There is no plugin-facing extension surface for ingest itself — the seam is deliberately narrow. Hosts extend by injecting `tuning.parseIngestInput` (any `StandardSchemaV1<IngestInput>`); plugins extend transitively by contributing to the underlying registries:

- New `LocationKindDefinition` → see [source](./source.md).
- New `IdentifierKindDefinition` or `CeremonyAdapter` → see [access](./access.md).
- New listener handlers that consume `core.ingested` → see [events](./events.md).

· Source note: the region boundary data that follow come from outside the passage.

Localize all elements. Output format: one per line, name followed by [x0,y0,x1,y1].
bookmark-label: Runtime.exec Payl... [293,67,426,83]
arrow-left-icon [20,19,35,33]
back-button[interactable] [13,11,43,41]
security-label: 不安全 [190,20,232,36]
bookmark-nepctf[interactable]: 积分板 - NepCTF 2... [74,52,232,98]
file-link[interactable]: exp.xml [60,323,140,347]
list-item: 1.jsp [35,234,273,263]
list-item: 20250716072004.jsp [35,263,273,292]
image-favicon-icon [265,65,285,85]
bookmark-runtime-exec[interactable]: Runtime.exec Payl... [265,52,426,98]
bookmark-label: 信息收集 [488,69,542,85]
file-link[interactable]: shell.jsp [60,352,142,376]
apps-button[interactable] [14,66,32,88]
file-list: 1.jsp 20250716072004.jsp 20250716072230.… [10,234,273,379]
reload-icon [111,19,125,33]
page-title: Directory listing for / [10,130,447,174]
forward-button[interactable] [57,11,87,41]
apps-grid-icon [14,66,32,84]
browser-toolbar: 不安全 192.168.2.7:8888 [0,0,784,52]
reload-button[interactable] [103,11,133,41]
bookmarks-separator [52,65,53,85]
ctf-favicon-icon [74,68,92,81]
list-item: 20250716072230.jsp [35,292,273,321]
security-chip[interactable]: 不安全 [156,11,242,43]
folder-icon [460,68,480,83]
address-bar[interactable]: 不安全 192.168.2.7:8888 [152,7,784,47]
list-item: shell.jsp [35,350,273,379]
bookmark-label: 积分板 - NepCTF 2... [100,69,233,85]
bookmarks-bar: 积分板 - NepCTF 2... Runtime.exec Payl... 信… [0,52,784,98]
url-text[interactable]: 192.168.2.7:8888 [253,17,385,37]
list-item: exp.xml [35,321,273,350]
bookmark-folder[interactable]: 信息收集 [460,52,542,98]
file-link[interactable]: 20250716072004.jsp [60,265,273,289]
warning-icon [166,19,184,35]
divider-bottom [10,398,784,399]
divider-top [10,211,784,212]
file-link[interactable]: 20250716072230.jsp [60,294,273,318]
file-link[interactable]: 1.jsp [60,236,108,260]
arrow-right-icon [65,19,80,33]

The single new event type — `core.ingested`, payload `{ sourceId, envelopeId, sourceCreated }`, `schemaVersion: 1` — is the canonical "a source is now visible end-to-end" signal. Plugin-side `ctx.emit({ type: "core.ingested", ... })` is rejected with `EmitGuardError(reason: "namespace")`; only the core-internal ingest path may produce it.

## Where the code lives

- Contract additions: `pkgs/plugin-contract/src/index.ts` (`PluginIngest`, `IngestInput`/`IngestResult`, `IngestError` hierarchy, `"ingest"` capability literal).
- Runtime composition: `pkgs/core/src/plugin-system/registry.ts` (`ctx.ingest` wiring, capability bridge, namespace guard, TOCTOU retry).
- Builder helpers: `pkgs/core/src/source/registry.ts` (`findOrAppendCreate`), `pkgs/core/src/access/registry.ts` (`appendEnvelope`), `pkgs/core/src/access/ids.ts` (content-derived envelope id over the five-tuple).
- Tuning shape: `pkgs/core/src/plugin-system/types.ts` (`IngestTuning`).
- Behavior tests: `pkgs/plugin-contract/*ingest*.test.ts`, `pkgs/core/src/source/find-or-append-create.test.ts`, `pkgs/core/src/access/append-envelope.test.ts`, `pkgs/core/src/plugin-system/runtime-ingest*.test.ts`, `pkgs/core/src/plugin-system/capability-migration.test.ts`.

## Related

- [Source](./source.md) — owns the rows ingest find-or-creates; `findOrAppendCreate` is the builder-shaped sibling of `createSource`.
- [Access](./access.md) — owns Envelope, party rows, `core.envelope_indexed`; `appendEnvelope` is the only path that writes them.
- [Events](./events.md) — the outbox `core.ingested` rides; namespace guard rejects plugin-side emits of `core.ingested`.
- [Store](./store.md) — `BatchBuilder` + `store.batch` is the atomicity primitive every ingest call commits through.
- [Plugin system](./plugin-system.md) — the `RuntimeContext` ingest hangs off; the `ingest` capability; the loader-side migration bridge.